Avec la vieillesse vient aussi la question de la préparation à la mort, notamment la question de l’euthanasie. Quel est votre point de vue à ce sujet?

Il n’y a pas de belle mort lorsqu’on souffre atrocement et qu’on est réduit à l’état de légume. C’est pourquoi je suis en faveur du suicide assisté. Pour autant, je ne pense pas qu’il faille légiférer là-dessus. Il faut surtout arrêter l’hypocrisie à ce sujet.

Vieillir c’est aussi voir les autres mourir. Le deuil a-t-il changé de nos jours?

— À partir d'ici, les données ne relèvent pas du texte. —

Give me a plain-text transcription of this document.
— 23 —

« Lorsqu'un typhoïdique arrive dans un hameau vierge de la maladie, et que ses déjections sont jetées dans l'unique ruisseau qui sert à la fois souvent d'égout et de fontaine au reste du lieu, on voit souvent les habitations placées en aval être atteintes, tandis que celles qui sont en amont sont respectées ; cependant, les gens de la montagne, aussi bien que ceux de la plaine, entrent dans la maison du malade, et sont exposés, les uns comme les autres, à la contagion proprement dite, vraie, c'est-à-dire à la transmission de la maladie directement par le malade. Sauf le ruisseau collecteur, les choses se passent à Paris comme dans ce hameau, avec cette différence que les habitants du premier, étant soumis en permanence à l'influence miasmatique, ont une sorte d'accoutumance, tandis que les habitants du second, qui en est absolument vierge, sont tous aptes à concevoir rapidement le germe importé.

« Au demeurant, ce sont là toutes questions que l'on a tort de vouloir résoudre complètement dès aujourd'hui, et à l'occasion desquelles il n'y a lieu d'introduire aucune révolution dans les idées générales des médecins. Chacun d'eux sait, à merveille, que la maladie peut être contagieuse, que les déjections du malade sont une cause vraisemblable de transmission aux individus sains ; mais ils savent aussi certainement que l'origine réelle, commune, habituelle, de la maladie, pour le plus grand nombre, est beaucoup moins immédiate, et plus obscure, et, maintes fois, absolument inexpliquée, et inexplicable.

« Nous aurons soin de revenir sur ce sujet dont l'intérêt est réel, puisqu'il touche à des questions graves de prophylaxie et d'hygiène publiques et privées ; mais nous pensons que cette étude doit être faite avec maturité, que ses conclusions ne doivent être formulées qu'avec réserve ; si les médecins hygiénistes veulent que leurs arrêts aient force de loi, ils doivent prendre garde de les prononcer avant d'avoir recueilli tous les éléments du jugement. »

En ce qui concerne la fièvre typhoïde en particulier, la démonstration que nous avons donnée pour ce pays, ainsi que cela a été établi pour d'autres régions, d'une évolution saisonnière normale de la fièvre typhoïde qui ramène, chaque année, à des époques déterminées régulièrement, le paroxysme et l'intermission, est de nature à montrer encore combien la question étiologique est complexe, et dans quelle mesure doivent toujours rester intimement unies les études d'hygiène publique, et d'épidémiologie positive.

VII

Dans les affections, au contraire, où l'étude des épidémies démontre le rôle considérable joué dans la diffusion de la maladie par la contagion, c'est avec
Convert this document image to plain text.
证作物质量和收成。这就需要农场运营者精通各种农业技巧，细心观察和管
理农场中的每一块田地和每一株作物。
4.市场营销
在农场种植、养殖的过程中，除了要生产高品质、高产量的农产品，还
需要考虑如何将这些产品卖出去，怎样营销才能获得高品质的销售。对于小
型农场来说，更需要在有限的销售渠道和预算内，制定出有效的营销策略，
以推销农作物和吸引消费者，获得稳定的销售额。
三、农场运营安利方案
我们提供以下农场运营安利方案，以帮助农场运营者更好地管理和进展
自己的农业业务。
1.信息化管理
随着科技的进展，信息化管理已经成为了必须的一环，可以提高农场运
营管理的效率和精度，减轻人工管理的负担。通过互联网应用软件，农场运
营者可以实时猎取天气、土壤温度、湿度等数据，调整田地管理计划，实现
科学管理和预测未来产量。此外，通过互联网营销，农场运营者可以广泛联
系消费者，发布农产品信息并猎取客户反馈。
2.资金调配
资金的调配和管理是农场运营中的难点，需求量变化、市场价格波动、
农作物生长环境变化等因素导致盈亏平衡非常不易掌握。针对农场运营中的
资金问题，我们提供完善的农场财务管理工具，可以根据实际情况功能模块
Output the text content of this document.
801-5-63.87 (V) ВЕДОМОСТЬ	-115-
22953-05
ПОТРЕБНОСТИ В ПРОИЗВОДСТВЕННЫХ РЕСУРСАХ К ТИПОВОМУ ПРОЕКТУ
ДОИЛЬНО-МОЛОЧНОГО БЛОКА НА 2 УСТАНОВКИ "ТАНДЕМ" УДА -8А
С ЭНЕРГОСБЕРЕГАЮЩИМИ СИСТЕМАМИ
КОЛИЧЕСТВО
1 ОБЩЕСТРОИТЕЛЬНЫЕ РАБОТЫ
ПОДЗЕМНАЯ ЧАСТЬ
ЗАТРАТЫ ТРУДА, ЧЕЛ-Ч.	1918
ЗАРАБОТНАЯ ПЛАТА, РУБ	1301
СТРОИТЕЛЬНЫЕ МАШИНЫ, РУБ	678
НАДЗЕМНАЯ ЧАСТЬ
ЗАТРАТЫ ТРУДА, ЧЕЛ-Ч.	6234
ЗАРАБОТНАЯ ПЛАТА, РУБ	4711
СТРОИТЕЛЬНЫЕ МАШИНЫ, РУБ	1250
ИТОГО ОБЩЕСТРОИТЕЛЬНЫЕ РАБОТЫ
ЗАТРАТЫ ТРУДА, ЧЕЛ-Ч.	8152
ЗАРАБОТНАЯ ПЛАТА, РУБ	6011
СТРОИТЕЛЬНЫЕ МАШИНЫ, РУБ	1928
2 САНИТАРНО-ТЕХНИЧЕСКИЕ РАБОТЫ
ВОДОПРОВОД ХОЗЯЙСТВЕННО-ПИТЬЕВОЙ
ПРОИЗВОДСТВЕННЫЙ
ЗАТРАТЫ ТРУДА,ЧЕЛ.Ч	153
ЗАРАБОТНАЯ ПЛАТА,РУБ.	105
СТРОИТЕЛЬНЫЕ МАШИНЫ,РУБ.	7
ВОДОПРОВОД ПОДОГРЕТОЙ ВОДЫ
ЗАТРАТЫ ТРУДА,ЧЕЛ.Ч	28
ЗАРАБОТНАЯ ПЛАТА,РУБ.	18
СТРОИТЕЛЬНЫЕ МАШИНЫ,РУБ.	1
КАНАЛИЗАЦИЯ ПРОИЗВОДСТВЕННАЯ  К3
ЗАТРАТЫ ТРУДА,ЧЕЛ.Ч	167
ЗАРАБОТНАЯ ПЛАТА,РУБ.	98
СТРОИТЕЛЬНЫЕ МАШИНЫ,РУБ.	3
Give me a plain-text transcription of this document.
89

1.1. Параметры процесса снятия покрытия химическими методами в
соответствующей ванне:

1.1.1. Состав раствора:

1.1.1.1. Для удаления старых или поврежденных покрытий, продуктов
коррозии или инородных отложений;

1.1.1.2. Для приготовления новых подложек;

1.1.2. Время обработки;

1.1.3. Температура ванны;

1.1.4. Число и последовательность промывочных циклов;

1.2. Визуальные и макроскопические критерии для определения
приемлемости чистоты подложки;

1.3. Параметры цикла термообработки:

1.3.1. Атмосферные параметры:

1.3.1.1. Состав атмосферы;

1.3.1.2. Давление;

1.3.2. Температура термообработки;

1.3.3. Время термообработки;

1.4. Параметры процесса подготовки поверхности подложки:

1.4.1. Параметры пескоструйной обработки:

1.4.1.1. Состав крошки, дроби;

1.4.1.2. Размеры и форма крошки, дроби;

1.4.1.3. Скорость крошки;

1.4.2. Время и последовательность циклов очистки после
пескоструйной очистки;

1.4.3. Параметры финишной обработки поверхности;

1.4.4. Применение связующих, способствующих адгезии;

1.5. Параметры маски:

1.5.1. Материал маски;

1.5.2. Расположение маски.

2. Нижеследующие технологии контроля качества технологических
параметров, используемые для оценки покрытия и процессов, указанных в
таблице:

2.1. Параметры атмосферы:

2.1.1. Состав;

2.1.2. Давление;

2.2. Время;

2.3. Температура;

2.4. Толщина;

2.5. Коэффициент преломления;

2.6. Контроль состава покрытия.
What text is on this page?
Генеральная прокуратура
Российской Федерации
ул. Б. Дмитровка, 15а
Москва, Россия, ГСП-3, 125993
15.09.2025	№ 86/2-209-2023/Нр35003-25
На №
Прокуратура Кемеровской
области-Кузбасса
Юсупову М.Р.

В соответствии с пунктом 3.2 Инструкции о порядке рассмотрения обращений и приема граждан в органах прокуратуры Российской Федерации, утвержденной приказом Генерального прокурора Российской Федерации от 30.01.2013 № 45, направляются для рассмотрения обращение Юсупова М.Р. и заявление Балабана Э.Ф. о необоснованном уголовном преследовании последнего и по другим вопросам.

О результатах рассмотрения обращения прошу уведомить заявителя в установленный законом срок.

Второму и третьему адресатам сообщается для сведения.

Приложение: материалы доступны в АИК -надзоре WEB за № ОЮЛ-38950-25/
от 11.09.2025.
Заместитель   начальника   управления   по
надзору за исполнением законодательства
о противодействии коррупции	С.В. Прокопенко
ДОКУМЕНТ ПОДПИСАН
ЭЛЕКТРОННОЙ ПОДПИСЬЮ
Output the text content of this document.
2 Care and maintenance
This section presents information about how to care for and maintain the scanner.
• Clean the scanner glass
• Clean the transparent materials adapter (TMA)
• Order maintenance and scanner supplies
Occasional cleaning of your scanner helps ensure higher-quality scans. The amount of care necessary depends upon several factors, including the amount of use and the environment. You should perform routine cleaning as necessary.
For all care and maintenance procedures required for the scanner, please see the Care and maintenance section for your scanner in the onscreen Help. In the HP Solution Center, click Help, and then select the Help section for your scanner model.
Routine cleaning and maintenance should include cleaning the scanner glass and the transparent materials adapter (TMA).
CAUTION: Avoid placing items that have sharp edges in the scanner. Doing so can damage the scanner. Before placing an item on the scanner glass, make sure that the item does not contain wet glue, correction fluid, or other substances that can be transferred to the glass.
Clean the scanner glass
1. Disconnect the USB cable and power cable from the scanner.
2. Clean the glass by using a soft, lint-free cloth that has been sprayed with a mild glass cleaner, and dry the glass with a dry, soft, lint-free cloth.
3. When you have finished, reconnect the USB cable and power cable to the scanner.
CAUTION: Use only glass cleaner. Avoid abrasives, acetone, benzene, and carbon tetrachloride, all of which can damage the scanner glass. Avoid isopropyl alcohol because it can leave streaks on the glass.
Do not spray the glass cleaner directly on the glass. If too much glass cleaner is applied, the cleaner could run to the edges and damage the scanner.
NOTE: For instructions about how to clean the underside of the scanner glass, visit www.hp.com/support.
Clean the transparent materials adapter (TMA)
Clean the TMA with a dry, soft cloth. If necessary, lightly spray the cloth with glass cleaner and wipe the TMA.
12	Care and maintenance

Complètement. D’abord, il n’y a plus de rituel de l’enterrement. Chacun choisit ses funérailles. Le chagrin reste le même, mais les figures de l’enterrement sont différentes. On est passé d’une Europe chrétienne, avec la perspective d’un au-delà, à un scepticisme concernant ce qui se passe après la vie. On ne se préoccupe plus que de la vie avant la mort. On ne porte plus le deuil. Les faire-part de deuil sont mal reçus. Le mort n’est plus intégré dans la communauté des vivants. Tout est fait pour gommer la mort de la vie. C’est une forme de censure: la mort est devenue la pornographie suprême, elle est noyée dans les euphémismes. À côté de cela, on cherche une immortalité digitale et on ressuscite les stars disparues…

Une brève éternité. Philosophie de la longévité, Pascal Bruckner, Ed. Grasset, 272 p., 19 €.